Sunday, December 29, 2013

Book 127: Turn Right at Machu Picchu

Every time I read a book like this or Bill Bryson's A Walk in the Woods, I feel like I could totally go hiking for several days and almost feel inspired to do it except for the pesky sleeping outside and carrying a tent on my back part of it.  Give me Hawaii - spend the day hiking, and then return to a nice hotel with a shower and dinner in the evening, and hike somewhere else the next day.
Anyway, Mark Adams has worked for travel adventure magazines for a good portion of his life though he has never actually had a travel adventure.  His wife is from Peru and he has visited numerous times, but he hasn't been to the big tourist attraction or ancient ruins of Machu Picchu.  However, he feels inspired to do something and with the 100 year anniversary of the "discovery" of Machu Picchu looming, he decides to hike in Peru and document the trip (this book is a few years old since this discovery was in 1911).
The book is a nice mix of the known history of the Incans, especially around the time of the invasion, mixed with the history of the exploration of its forests and jungles as explorers became more interested.  In some cases the sites these exploreres "discovered" actually had people living on them so they had never been lost per se, but consciousness and interest was raised once the spot light was turned on them.  He also sheds light on Hiram Bingham III, the son of a family of missionaries who wants to make a mark on the world.  He has become a rather controversial figure, and Adams does a relatively good job of balancing the man with the legend, and showing why he has fallen out of favor while also highlighting some of the good he accomplished.

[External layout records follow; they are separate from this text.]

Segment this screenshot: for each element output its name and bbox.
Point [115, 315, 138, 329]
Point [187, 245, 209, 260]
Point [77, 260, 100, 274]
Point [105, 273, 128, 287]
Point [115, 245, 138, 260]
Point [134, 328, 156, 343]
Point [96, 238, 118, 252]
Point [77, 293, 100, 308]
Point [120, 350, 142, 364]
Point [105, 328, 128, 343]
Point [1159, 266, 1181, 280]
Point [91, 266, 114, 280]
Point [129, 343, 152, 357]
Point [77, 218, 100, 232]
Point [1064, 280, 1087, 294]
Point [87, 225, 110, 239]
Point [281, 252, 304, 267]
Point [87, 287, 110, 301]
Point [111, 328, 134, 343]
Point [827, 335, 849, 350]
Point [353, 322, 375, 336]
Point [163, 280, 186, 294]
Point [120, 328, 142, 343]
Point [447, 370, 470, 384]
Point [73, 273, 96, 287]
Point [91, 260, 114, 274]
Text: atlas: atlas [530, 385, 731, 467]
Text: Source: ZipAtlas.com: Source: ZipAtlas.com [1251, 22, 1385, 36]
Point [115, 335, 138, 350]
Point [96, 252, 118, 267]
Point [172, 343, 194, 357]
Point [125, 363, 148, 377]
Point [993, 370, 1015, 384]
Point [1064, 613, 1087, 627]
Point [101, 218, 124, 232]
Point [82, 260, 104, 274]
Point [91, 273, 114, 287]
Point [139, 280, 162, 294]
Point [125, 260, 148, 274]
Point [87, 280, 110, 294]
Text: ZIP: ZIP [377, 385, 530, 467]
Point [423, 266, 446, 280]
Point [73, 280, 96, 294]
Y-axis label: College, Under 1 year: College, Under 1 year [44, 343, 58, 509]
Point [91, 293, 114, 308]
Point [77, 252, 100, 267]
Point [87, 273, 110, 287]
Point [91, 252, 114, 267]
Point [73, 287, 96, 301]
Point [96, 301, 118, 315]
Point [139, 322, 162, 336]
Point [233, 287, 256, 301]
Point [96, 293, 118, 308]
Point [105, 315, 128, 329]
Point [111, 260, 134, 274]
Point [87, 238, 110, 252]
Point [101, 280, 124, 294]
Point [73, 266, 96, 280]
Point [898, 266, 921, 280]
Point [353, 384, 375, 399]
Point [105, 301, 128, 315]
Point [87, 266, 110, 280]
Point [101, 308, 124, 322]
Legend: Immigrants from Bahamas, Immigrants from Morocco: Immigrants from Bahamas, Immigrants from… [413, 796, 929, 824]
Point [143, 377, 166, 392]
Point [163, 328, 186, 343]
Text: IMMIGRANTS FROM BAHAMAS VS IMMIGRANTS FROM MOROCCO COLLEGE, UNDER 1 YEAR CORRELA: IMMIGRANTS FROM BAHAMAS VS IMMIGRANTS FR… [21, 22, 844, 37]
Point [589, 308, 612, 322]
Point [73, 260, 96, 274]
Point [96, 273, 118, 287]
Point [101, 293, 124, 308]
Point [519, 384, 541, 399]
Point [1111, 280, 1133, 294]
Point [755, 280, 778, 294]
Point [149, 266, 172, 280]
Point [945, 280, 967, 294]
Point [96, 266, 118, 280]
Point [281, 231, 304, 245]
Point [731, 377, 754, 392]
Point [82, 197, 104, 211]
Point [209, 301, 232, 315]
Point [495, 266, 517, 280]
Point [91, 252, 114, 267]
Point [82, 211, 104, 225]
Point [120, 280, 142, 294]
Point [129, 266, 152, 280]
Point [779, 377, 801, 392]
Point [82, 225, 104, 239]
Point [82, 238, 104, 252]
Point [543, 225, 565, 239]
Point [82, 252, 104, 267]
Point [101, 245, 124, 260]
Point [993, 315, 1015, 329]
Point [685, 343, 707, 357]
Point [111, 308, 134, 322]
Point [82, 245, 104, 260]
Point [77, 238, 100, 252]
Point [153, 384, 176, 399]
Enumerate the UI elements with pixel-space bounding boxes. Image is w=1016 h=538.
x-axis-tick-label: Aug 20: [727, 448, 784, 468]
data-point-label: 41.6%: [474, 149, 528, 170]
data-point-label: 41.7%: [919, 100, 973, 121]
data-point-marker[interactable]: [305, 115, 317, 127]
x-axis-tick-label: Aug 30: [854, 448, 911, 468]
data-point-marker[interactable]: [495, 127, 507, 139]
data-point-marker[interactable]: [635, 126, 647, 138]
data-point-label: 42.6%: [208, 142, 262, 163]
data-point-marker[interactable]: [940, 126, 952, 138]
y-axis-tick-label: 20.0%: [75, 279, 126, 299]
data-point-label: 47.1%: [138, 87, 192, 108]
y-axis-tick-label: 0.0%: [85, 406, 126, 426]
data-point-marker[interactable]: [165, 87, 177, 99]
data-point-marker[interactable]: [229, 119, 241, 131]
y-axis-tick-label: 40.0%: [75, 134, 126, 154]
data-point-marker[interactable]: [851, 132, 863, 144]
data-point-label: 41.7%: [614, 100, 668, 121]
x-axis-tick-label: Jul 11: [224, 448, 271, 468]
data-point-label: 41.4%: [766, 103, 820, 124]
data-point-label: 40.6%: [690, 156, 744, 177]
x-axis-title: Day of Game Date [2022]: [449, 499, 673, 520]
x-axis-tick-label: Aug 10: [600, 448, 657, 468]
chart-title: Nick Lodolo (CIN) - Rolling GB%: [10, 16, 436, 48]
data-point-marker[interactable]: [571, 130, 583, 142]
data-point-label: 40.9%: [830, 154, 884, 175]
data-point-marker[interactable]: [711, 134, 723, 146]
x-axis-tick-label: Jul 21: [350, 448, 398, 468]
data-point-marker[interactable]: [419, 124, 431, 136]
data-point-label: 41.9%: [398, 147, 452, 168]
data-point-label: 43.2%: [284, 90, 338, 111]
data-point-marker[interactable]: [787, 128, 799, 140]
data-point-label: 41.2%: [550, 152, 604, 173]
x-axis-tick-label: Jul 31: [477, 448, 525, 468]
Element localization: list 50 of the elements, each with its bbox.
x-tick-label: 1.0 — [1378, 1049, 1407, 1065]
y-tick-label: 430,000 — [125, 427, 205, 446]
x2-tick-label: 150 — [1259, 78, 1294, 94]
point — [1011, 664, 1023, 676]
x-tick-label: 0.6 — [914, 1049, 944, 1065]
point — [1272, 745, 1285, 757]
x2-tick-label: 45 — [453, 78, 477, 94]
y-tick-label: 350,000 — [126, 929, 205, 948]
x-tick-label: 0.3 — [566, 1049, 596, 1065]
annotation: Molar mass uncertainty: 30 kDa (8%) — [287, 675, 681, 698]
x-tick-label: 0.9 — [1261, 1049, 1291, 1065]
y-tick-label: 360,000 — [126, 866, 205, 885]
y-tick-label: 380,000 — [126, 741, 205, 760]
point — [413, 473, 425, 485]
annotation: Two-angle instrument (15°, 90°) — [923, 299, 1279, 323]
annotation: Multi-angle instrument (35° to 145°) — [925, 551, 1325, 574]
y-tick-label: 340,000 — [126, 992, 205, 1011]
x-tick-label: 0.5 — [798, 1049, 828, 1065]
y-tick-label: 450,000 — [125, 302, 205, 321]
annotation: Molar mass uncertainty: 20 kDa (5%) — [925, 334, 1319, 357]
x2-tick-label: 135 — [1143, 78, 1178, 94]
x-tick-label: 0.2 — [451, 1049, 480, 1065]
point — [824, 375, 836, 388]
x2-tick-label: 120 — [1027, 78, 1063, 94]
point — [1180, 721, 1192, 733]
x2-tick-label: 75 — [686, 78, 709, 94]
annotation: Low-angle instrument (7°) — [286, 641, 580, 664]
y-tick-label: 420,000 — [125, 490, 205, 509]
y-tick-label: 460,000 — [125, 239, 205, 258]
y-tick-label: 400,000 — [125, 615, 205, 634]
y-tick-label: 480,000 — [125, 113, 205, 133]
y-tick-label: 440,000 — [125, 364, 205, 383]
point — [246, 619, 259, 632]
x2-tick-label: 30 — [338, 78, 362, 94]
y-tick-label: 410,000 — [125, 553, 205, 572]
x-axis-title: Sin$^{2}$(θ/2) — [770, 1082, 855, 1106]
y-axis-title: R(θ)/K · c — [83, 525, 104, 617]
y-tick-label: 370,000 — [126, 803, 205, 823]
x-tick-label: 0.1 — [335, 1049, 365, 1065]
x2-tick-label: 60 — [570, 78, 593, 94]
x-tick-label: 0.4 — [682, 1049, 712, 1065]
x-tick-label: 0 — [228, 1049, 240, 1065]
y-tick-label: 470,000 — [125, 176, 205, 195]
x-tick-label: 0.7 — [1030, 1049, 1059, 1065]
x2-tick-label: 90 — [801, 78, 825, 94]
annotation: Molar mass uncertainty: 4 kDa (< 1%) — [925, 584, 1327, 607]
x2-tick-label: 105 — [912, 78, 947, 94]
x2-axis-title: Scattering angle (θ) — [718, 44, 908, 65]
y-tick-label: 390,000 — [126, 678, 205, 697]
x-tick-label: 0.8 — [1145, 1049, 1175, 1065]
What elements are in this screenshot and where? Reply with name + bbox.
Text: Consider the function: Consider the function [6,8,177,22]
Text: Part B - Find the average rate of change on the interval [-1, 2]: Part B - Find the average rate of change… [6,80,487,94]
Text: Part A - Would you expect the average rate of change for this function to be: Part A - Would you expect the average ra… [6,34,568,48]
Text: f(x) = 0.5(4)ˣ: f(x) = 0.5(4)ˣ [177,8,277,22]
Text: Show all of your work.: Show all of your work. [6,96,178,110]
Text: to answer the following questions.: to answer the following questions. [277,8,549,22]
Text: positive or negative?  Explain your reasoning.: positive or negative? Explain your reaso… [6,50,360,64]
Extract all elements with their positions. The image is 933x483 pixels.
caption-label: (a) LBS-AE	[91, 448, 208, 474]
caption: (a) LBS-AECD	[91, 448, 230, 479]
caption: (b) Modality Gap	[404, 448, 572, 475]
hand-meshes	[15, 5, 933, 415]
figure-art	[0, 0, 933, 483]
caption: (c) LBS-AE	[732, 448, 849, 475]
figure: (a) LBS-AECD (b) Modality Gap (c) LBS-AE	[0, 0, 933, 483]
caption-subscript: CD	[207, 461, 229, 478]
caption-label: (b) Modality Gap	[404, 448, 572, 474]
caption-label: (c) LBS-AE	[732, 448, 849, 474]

Overall, I thought it was a very informative book and while it doesn't seem anyone is quite agreed yet on what Machu Picchu represents (different theories at different times have included the last city of the Incas that they retreated to, a summer estate, the end of pilgrimage), he does present and make a case for some the more plausible theories.  He also does a good job with deprecating humor as he is clearly out of his depth compared to his guide that has hiked this trails so many times.  As I said, it does make me want to explore at least parts of the trail and see it for myself but I just don't think I have the living out of a backpack thing in me, at least when it's for vacation and pleasure.